In their quest for clean nuclear energy, researchers from Seoul National University and the Korea Institute of Fusion Energy have made a significant advancement by building an ‘artificial sun’ at the Korea Superconducting Tokamak Advanced Research (KSTAR) reactor. According to reports, the reactor experienced 30 seconds of temperatures up to 100 million degrees Celsius. In contrast, the sun’s core reaches temperatures of about 15 million degrees.

It is important to remember that nuclear fusion, which fuels our sun, is thought to be the ultimate form of energy. It is the opposite of the fission process employed in nuclear power plants and atomic weapons, which divides atomic nuclei into pieces and produces small quantities of energy.

Scientists anticipate using this technology to assist mankind to harness enormous quantities of energy and combat the global energy issue by simulating the sun’s natural response.¬† According to Yoo Suk-jae, president of the Korea Institute of Fusion, ‘we usually say that fusion energy is a dream energy source – it is almost limitless, with low emission of greenhouse gases and no high-level radioactive waste’.

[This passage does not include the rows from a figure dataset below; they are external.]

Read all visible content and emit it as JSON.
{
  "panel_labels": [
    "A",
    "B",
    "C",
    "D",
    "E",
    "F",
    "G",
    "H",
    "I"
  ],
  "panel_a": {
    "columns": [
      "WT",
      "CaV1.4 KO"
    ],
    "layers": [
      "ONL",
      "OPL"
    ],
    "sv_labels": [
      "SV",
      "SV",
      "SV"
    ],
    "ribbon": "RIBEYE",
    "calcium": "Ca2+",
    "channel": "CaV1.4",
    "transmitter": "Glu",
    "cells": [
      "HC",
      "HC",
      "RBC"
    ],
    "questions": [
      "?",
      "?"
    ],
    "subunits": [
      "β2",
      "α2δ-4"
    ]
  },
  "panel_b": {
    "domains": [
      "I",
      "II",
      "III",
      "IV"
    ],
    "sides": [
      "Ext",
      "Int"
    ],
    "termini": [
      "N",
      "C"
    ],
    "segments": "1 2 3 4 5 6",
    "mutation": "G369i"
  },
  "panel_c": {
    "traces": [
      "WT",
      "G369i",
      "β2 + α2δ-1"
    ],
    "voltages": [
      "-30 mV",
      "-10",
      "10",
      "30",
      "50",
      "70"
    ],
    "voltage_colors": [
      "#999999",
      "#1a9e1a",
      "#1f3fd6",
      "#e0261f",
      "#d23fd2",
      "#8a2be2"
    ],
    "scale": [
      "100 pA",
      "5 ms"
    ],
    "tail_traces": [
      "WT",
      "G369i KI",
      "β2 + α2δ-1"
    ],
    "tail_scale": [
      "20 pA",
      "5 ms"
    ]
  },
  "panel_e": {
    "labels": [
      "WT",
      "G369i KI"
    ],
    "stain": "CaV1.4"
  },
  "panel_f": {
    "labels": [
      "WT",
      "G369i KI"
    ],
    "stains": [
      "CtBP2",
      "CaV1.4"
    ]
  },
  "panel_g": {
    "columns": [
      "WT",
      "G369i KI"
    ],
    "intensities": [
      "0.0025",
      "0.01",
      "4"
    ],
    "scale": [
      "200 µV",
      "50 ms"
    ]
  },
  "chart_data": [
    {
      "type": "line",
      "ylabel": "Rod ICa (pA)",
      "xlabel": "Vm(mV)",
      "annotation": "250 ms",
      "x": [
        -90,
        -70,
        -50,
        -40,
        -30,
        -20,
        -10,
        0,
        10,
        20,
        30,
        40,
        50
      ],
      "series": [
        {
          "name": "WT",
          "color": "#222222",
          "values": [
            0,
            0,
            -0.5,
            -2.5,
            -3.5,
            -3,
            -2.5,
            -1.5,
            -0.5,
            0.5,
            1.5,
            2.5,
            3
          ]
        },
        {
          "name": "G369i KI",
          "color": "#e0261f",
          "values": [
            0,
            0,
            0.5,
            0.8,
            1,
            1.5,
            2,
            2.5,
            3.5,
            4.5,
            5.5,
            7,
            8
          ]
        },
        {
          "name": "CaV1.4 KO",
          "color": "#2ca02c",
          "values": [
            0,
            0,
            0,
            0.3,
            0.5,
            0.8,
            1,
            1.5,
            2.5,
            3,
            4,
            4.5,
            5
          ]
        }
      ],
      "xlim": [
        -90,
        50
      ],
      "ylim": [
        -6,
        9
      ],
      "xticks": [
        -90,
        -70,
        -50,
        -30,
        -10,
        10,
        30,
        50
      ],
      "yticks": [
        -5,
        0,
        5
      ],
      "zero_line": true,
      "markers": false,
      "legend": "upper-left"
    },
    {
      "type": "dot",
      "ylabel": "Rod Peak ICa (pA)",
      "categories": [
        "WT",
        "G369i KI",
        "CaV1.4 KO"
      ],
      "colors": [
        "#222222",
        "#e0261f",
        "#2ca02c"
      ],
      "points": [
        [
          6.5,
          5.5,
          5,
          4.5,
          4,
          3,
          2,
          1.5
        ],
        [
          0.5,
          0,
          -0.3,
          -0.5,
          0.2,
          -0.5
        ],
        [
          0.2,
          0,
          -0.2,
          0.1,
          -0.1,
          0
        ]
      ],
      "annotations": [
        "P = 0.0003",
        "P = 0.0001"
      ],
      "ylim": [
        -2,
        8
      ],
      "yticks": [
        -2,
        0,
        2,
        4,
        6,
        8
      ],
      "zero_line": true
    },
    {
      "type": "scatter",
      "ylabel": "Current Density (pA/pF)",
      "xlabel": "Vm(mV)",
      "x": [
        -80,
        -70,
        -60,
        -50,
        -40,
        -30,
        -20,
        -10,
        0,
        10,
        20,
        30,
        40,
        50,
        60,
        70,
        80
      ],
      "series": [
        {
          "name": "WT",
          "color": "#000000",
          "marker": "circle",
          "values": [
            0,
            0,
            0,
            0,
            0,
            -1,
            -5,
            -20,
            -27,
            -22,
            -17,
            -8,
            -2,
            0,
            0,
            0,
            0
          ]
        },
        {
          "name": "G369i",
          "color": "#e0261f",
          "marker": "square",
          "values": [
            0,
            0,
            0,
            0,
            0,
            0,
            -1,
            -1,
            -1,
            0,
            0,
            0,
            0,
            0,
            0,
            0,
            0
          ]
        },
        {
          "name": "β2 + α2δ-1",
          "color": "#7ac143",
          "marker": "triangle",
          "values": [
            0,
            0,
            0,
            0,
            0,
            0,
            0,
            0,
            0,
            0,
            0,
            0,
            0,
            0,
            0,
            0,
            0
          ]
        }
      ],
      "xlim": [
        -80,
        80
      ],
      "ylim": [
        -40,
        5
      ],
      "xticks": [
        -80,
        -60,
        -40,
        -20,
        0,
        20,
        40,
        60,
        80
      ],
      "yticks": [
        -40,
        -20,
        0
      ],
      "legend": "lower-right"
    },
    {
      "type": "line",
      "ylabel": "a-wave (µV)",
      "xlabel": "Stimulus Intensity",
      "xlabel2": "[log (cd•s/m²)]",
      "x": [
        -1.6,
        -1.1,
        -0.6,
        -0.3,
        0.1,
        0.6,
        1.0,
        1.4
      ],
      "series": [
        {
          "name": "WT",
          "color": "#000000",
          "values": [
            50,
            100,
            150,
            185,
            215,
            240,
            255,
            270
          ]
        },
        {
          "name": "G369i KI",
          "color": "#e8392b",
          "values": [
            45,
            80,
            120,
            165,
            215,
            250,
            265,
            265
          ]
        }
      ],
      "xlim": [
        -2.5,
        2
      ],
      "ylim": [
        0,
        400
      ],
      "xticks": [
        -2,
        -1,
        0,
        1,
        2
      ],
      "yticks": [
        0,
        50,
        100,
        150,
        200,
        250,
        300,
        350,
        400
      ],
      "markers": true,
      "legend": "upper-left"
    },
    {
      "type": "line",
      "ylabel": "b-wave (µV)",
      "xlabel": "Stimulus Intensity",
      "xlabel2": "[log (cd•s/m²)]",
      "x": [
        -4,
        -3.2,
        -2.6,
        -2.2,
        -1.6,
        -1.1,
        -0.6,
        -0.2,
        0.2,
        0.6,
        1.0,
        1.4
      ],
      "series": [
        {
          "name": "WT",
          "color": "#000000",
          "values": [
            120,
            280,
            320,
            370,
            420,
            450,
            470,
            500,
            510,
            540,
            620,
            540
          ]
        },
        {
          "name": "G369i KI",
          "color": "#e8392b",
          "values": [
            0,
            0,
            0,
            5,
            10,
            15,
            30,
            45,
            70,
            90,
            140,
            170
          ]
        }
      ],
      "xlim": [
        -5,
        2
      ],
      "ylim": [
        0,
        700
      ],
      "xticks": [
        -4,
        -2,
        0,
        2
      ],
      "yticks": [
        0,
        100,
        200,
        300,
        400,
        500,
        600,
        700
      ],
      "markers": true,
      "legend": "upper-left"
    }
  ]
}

Fusion produces no greenhouse emissions and has fewer risks of accidents and atomic material theft than fission. The KSTAR scientists are not content to rest on their laurels and have set a goal of running the reactor for five minutes or 300 seconds. ‘This is not the end of the narrative; we must continue for 300 seconds, which is the required amount of time to establish steady-state processes before this plasma may function indefinitely’.

However, labs have previously produced artificial suns, so this is not a first. According to WION, Chinese researchers have been working since 2006 to create scaled-down versions of the nuclear fusion reactor. The Experimental Advanced Superconducting Tokamak (EAST) fusion energy reactor reportedly produced a fake sun in December of last year by achieving temperatures of 70 million degrees Celsius for 1,056 seconds, which is five times hotter than the sun. The reactor had previously run for 101 seconds in May at a temperature of 20 million degrees Celsius.